The miniature particles are extremely well tolerated, he added. In rabbit tests, particle injections induced inflammation similar to saline injections and significantly less than convention PLGA particles.
Kala makes nanoparticles designed to penetrate the mucus barrier protecting the eye and other tissues. The mucus-penetrating platform (MPP) uses nanoparticles smaller than the pores in the mucin mesh that protects the eye.
“Our drug particles have been coated with an engineered polymer layer to penetrate the mucin layer, like they were coated with Teflon, to reach the target tissue,” said Chief Medical Officer Kim Brazzell, PhD.
When applied to the surface of the eye, particles quickly migrate to the cornea, aqueous humor, retina, choroid, and sclera but not into the aqueous humor. That migration, via the suprachoroidal space, could transform glaucoma treatment with the potential for neuroprotection with a sustained release topical agent.

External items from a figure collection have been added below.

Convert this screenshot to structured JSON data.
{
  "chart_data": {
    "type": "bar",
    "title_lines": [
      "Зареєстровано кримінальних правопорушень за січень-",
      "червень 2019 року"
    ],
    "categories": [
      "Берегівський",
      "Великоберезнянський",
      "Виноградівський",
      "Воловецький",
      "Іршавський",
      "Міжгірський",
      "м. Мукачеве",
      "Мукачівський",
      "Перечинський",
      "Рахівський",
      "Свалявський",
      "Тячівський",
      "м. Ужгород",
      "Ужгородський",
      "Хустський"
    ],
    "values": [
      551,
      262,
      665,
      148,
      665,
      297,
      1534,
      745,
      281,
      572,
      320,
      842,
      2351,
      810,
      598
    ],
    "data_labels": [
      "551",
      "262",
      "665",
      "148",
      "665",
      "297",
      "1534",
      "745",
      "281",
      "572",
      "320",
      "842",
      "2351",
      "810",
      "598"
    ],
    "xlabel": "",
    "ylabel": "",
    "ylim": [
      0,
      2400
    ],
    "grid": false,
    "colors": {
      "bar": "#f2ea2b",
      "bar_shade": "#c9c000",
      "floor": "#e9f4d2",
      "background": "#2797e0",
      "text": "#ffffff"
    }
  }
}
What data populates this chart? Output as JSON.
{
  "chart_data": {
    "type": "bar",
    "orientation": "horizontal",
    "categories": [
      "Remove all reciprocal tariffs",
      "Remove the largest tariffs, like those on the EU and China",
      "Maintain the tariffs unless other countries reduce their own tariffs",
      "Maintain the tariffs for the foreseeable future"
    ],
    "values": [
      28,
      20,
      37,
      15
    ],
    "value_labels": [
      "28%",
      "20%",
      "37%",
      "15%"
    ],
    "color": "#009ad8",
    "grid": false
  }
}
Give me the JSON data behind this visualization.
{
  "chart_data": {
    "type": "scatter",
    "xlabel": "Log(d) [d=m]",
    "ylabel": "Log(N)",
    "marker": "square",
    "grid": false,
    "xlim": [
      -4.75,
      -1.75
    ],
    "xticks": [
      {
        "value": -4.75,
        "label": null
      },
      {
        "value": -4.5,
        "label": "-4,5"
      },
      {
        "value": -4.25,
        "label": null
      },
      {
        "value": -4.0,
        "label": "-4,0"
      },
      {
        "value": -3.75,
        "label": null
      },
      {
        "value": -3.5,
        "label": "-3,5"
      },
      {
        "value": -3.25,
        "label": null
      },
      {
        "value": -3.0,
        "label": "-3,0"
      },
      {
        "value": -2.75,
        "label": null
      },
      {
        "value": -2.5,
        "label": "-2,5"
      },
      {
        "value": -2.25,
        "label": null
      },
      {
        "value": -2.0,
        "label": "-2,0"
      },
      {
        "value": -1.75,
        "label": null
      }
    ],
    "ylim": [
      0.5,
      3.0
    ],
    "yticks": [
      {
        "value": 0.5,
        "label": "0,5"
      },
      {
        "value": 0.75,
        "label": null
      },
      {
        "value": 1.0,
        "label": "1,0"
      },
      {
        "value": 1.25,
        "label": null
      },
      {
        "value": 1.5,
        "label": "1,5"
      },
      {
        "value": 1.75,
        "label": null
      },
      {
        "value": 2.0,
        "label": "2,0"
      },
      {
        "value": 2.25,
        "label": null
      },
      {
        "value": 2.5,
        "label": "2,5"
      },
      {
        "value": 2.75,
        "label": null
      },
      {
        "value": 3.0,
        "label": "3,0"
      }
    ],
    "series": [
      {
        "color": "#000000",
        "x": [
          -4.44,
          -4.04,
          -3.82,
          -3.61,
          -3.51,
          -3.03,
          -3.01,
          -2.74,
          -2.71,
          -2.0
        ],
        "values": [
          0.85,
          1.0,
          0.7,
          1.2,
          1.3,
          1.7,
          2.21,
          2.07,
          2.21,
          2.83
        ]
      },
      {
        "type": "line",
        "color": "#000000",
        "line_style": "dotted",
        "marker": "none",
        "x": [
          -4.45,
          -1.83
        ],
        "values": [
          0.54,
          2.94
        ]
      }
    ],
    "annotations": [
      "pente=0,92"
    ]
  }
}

Ocular Therapeutix’s hydrogel sealant, ReSeal, launches in the United States this year. The same hydrogel technology is being developed for sustained release drug delivery.
“We have an opportunity in glaucoma to do a better drug delivery,” said Scott Corning, vice president of marketing and sales. “Our punctal plug with a prostaglandin analog shows very good IOP lowering at 1 month and 2 months with no hyperemia.”
The company is launching a phase IIb trial in glaucoma later this year, using a 90-day sustained release plug. Other products in development include a dexamethasone-loaded plug for inflammation and an injectable anti-VEGF depot for 6-month use in wet age-related macular degeneration (AMD) and other retinal conditions.
SKS uses micro-molds to build bioerodable polymers using gelatin hydrogels. The gels can be layered with multiple drugs released at different rates, according to Barbara Wirostko, MD, chief medical officer of the glaucoma program.
“Glaucoma is our most advanced product,” Dr. Wirostko said. “We have high drug-loading capabilities that can be injected with small needles for long-term sustained release. Sustained delivery is the delivery system of the future for ophthalmic care.”
Other vehicles are being tested for AMD, retinal vein occlusion, diabetic macular edema, and other conditions.
Zordera is an early stage university start-up. The goal is to commercialize novel thin-film polymer fabrication for glaucoma and other ophthalmic conditions.
“In glaucoma, we have great drugs and patients are using them 50% of the time, maybe less,” said Co-Founder Robert Bhisitkul, MD, PhD, professor of clinical ophthalmology at the University of California, San Francisco. “We are creating tiny biodegradable films that I can inject in the office that give linear drug release over an extended period.”
The new polymer uses pores matched to the drug to allow diffusion at a controlled rate. Results in animal trials show no evidence of cataracts, endophthalmitis, glaucoma, retinal degradation, or uveitis.